There is also, at present, a huge amount of counter-prejudice that needs to be stopped (anti-men, anti-whites, anti-cops, anti-capitalism, anti-Christian, anti-thinking, anti-fact).
But back to the older movements for human rights. I must say, the people who put down the human rights movements sound utterly horrifically brainwashed to me - as brainwashed as any of the people who are pro-injection. They also sound as if they have no awareness of history - the many injustices.
Here’s another comment (of hundreds):
Everyone should be free to pursue their lives in any way they chose short of harming another. To peacefully practice your own mission is the only 'right' you need.
My reply: This person (like so many others) doesn't address: how were we to get this right? That's where the movements come in. United we are much stronger.
To peacefully practice your own mission is the only 'right' you need.
Go tell this message to Harrier Tubman! “Stop that silly underground railroad, just peacefully practice your own mission.”
In fact, tell everybody: To peacefully practice your own mission is the only 'right' you need. Right. Tell the slaves to just peacefully practice non-slavery. And tell women to peacefully practice getting equal pay for work of equal value - and peacefully practice voting. And on and on.

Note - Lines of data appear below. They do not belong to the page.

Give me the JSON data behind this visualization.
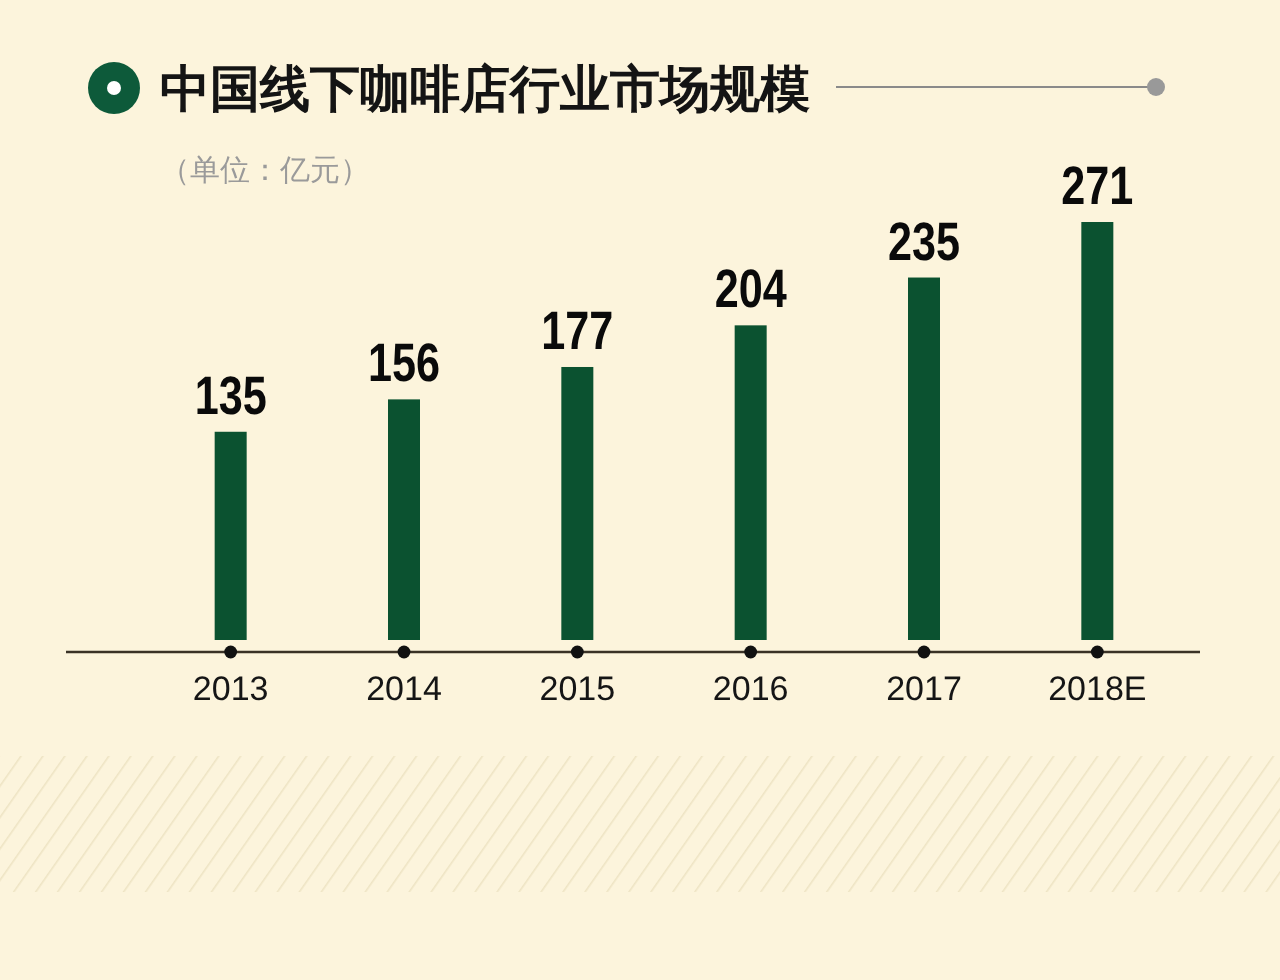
{
  "chart_data": {
    "type": "bar",
    "title": "中国线下咖啡店行业市场规模",
    "subtitle": "（单位：亿元）",
    "categories": [
      "2013",
      "2014",
      "2015",
      "2016",
      "2017",
      "2018E"
    ],
    "values": [
      135,
      156,
      177,
      204,
      235,
      271
    ],
    "color": "#0b5230",
    "data_labels": true
  }
}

I do see that we have been much too unwary about how these movements could be shifted to being destructive. Hitler did this very openly: he just got rid of the people at the head of, for instance, feminist groups and installed people with his ideology. In most cases, the shift is much more covert.
Most of us - definitely including me - had no clue that the movements could be infiltrated by people with an anti-human agenda.
So there is a huge amount of learning to do.
Plus we need to look closely and EVALUATE: what is for human rights and what just creates new injustices? New injustices: anti-police, anti-fathers, anti-Christian, anti-citizens, and on.
But that we need to act against new injustices does not mean there was, and is, no need for movements against long-standing injustices.
I will end with a question: who is behind the denunciations of the human rights movements? If you believe they are inherently bad, and/or have been infiltrated from the start, WHAT IS THE SOURCE for this belief? My sense is the overwhelming majority of people against these movements have been BRAINWASHED to be against them, and have not checked the sources for their beliefs.
If the human rights movements were infiltrated from the start, try to find out: who were the INFILTRATORS? For instance, there were 5 people who, in Canada, headed the persons case - the movement to have women legally declared persons. If you believe there was massive infiltration everywhere, check these people. Is there any indication any of them were evil plants?
I believe not. One was Nellie McClung. The others were 4 of her friends.
In general, check the sources for all your beliefs. In fact, check out your beliefs - how strong is the evidence backing them, or the lack thereof?
I’ll end with a photo of Nellie, and of the group memorial to the person’s case.
So much to celebrate, and remember with pleasure and even joy!